Sketches had been performed before

EXCLUSIVE

The 'unseen' Monty Python sketches due to be premiered at the Edinburgh Fringe are not as much as a revelation as had been claimed.

Huge publicity greeted this week's announcement that London-based Sketch Club were to perform three Graham Chapman scripts for the first time ever.

Jim Yoakum, literary executor of the Graham Chapman Archives, had claimed: "These sketches have never been seen outside the confines of Graham's desk drawer."

But at least one of the sketches has already been seen, during a month-long production in Los Angeles.

The sketch Who's A Pretty Boy Then?, about a gay budgie, formed part of a Monty Python tribute show Owl Stretching Time, which ran at the Santa Monica Theatre in November and December last year.

Tom Onkle, one of the performers in the Santa Monica production said the sketch opened their second act.
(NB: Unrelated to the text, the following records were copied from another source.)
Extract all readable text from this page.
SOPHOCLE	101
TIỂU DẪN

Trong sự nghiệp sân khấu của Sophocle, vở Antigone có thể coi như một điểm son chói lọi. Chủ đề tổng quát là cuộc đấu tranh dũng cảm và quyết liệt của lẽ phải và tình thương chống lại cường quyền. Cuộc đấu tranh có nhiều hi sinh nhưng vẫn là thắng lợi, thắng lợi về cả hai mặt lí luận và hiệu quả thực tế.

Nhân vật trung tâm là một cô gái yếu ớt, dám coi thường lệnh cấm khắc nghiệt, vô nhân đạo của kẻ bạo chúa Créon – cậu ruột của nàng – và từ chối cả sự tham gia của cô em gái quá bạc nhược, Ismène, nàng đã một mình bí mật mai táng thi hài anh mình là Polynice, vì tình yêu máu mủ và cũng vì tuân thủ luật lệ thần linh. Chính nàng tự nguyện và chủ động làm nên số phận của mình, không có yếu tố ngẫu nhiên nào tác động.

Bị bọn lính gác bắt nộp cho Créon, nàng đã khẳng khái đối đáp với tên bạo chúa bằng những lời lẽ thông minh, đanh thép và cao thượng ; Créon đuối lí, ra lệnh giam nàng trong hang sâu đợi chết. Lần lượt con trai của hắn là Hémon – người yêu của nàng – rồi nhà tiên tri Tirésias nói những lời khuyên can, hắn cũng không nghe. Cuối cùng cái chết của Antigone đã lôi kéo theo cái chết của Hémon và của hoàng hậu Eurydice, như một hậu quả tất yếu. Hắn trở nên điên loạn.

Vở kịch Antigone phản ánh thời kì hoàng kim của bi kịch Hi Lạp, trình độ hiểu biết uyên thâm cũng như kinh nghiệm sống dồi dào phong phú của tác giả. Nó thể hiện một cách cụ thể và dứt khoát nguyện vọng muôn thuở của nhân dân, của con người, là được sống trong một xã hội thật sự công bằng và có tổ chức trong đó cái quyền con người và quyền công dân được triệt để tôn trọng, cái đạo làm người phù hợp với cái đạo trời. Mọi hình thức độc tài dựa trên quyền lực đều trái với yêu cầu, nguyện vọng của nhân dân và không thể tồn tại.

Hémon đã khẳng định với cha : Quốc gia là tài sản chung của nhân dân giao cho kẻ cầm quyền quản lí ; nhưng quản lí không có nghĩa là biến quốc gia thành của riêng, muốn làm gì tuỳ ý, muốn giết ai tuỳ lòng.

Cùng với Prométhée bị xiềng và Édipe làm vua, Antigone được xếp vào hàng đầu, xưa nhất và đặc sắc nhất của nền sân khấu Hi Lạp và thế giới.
He told Chortle: "A good deal of time and money was spent on a world premiere of Graham Chapman's sketches and it is disconcerting to see it erased from history.
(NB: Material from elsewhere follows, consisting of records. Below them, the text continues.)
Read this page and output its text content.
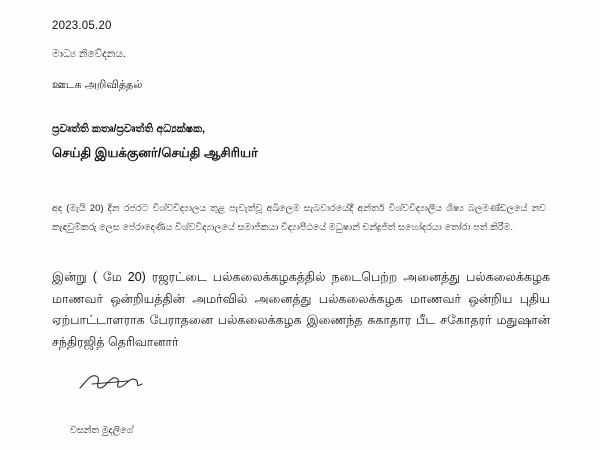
2023.05.20
මාධ්‍ය නිවේදනය.
ஊடக அறிவித்தல்
ප්‍රවෘත්ති කතෘ/ප්‍රවෘත්ති අධ්‍යක්ෂක,
செய்தி இயக்குனர்/செய்தி ஆசிரியர்

අද (මැයි 20) දින රජරට විශ්වවිද්‍යාලය තුළ පැවැත්වූ අඛිලෙම සැබවාරයේදී අන්තර් විශ්වවිද්‍යාලීය ශිෂ්‍ය බලමණ්ඩලයේ නව කැඳවුම්කරු ලෙස පේරාදෙණිය විශ්වවිද්‍යාලයේ සමාජිකයා විද්‍යාපීඨයේ මධුෂාන් චන්ද්‍රජිත් සහෝදරයා තෝරා පත් කිරීම.

இன்று ( மே 20) ரஜரட்டை பல்கலைக்கழகத்தில் நடைபெற்ற அனைத்து பல்கலைக்கழக மாணவர் ஒன்றியத்தின் அமர்வில் அனைத்து பல்கலைக்கழக மாணவர் ஒன்றிய புதிய ஏற்பாட்டாளராக பேராதனை பல்கலைக்கழக இணைந்த சுகாதார பீட சகோதரர் மதுஷான் சந்திரஜித் தெரிவானார்

වසන්ත මුදලිගේ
"It was a high-profile show, and you can really truthfully only have one world premiere."

Yoakum admitted the sketch had been "redrawn" for the Edinburgh show, telling Chortle: "Yes we've reworked some things, not majorly, but tweaks."

Onkle also has a copy of the Busy Messiah sketch, in which a Christ-like figure gets fed up of being bugged by believes - redolent of similar scenes in Life Of Brian. However, this skit, written for the cinema, was only performed once as the troupe felt they couldn't make it work on the stage.

That this material had been seen before came as news to Brian West, half of the team behind Sketch Club.

He said: "If we find out that the Chapman Archive have been yanking our chain, we'll obviously cut the sketches from the show immediately."

Owl Stretching Time was one of the original titles considered for Monty Python's Flying Circus. Graham Chapman died from cancer in 1989.